2011/4/1 Gershom Bazerman
On Apr 1, 2011, at 7:52 AM, Gábor Lehel wrote:
The two projects I've been able to think of which seem like they *might* be appropriate are: integrating the standard 'deriving' mechanism with Template Haskell to support deriving custom classes; and adding native FFI support for passing C structs / tuples (arbitrary products?) of FFI-able types by value, as discussed in [1]. Would either of these be not-too-big / would anyone be willing to mentor them? Alternately, I'd be very happy to receive suggestions about other GHC-related work which would be considered appropriate. (Or, heck, any other compiler.)
The former project is now outdated, I suspect. My understanding is that work has already been underway to implement Generic Deriving [1] in GHC. Even prior to then, the template haskell approach was supported by the derive [2] tool.
As far as I can tell from skimming the paper, the Generic Deriving approach is more structured, disciplined, and less flexible than what I had in mind. Using TH to generate instances is all over the place: all that I have in mind is being able to take a function with a type along the lines of 'Name -> Q (Either String Dec)' and register it with GHC for a given class somehow (a pragma?), and thenceforth being able to list that class in a deriving clause and have the provided function be used to (attempt to) derive it, instead of having to do a top-level TH splice explicitly (which is rather ugly, to my taste). So just syntactic sugar, more or less, but to me it feels like important sugar. I can imagine this being both too small or too large for a summer project, depending on how GHC works. (The staging restriction seems like it's going to be either the fly in the ointment or the cherry on top: if using TH-backed deriving causes the file to be staged into pieces that almost entirely defeats the purpose; whereas if it can be made so that TH-backed deriving *doesn't* cause staging, unlike a vanilla top-level TH splice, that would be, well, pretty great.)
On the latter count, there's plenty of work to be done for c2hs, that seems very related to the work you've done on the C++-to-Haskell generator. C2hs is already in wide use across the Haskell community, and improvements to it would benefit a wide swath of developers, either directly or indirectly. I've been told that the c2hs project is quite open to a SoC student. I'm ccing Duncan and Manuel, because they're much more able to speak to the "big picture" than I am. As I recall, one task I heard described is an overhaul of marshalling -- although, again, Duncan and Manuel could explain what that actually entails. Along with that, I'd very much like to see extensible declaration of default marshalling, and extension of default marshalling support to get and set hooks as well. Another task is to implement "enum define" hooks as described in the paper. I'm sure there's plenty else too.

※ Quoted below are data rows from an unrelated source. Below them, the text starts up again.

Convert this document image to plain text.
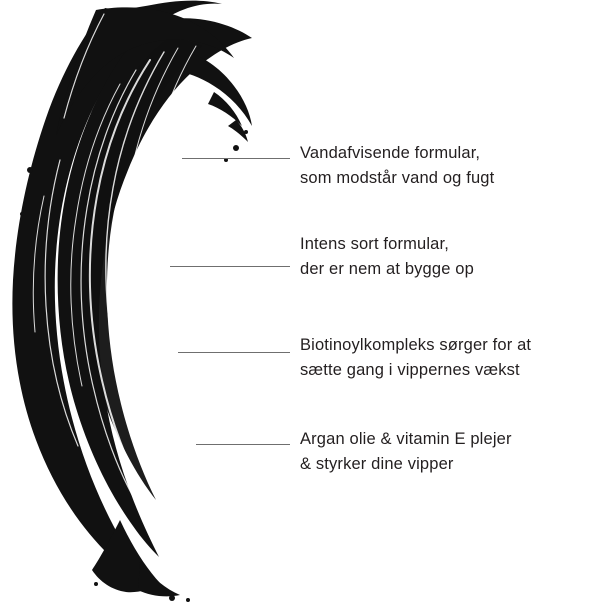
Vandafvisende formular,
som modstår vand og fugt
Intens sort formular,
der er nem at bygge op
Biotinoylkompleks sørger for at
sætte gang i vippernes vækst
Argan olie & vitamin E plejer
& styrker dine vipper
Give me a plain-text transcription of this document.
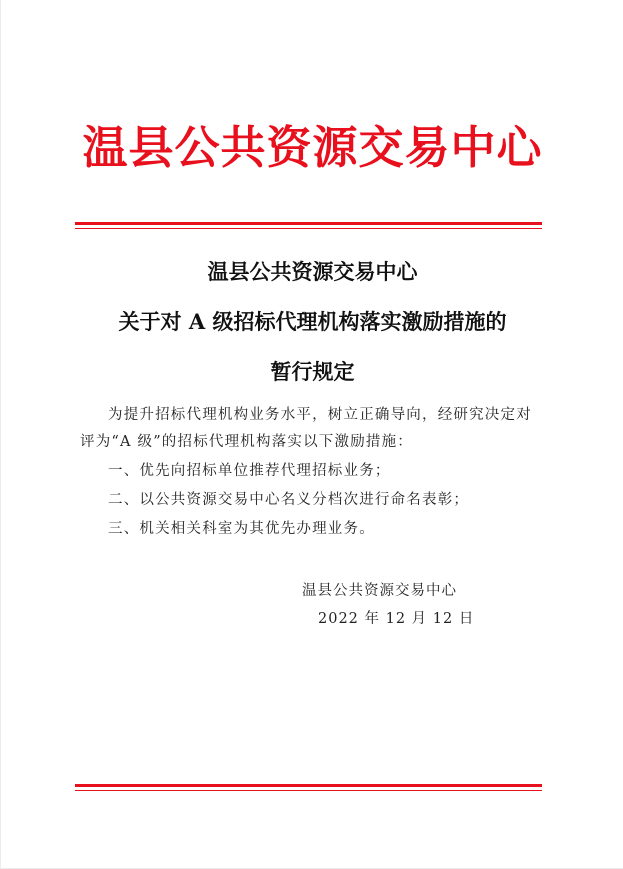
温县公共资源交易中心
温县公共资源交易中心
关于对 A 级招标代理机构落实激励措施的
暂行规定
为提升招标代理机构业务水平，树立正确导向，经研究决定对
评为“A 级”的招标代理机构落实以下激励措施：
一、优先向招标单位推荐代理招标业务；
二、以公共资源交易中心名义分档次进行命名表彰；
三、机关相关科室为其优先办理业务。
温县公共资源交易中心
2022 年 12 月 12 日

I'm actually not overly familiar with c2hs :) and (correct me if I'm wrong, but) I'm not sure C++ and c2hs are as relevant to each other as one might think. c2hs seems to be mainly concerned with C structs and marshalling thereof, along with functions involving them; in contrast, while C++ is (almost) a superset of C, C++ types are by convention nearly always opaque, so one just passes around pointers to them and is done with it, and the interesting parts are elsewhere. (And the two seem to work on a different level: c2hs seems mainly to be an aid for binding libraries manually, whereas the point of the generator I'm working on is that it would generate bindings semi-automatically; and once you're doing that it seems easier to just skip the intermediate step and generate the foreign import/exports and other code directly.) Another idea I had earlier, but discarded, was adding FFI support for the Itanium C++ ABI (which seems to have been adopted as more-or-less the standard across Unix-like systems). I discarded it because it seemed like you'd have to essentially implement a C++ compiler as part of GHC to make it work. Thinking about it more, though, I'm not sure if a useful subset would necessarily be unreasonable (no templates, for starters). One foreseeable difficulty is that while reference and const-reference parameters are in practice passed the same way as pointers, one would still need to somehow tell GHC which one it is in order to generate the correct mangling (or correct stub-C-wrapper-to-be-compiled-with-g++, if going that route). In any case, this very much would build on my experience with the bindings generator in a pretty big way, maybe even bringing it into the scope of a summer project (though obviously iffy). (The wildcard from my point of view is still GHC, about whose internals I don't know so much -- how easy/hard it is to muck around with the FFI implementation, for example.)
And while I'm at it, I should mention another SoC project that I think would be quite important -- improvements/rewrites to the HDBC database backends. [3] Cheers, Gershom [1] http://www.dreixel.net/research/pdf/gdmh_nocolor.pdf [2] http://hackage.haskell.org/package/derive [3] http://hackage.haskell.org/trac/summer-of-code/ticket/1598
-- Work is punishment for failing to procrastinate effectively.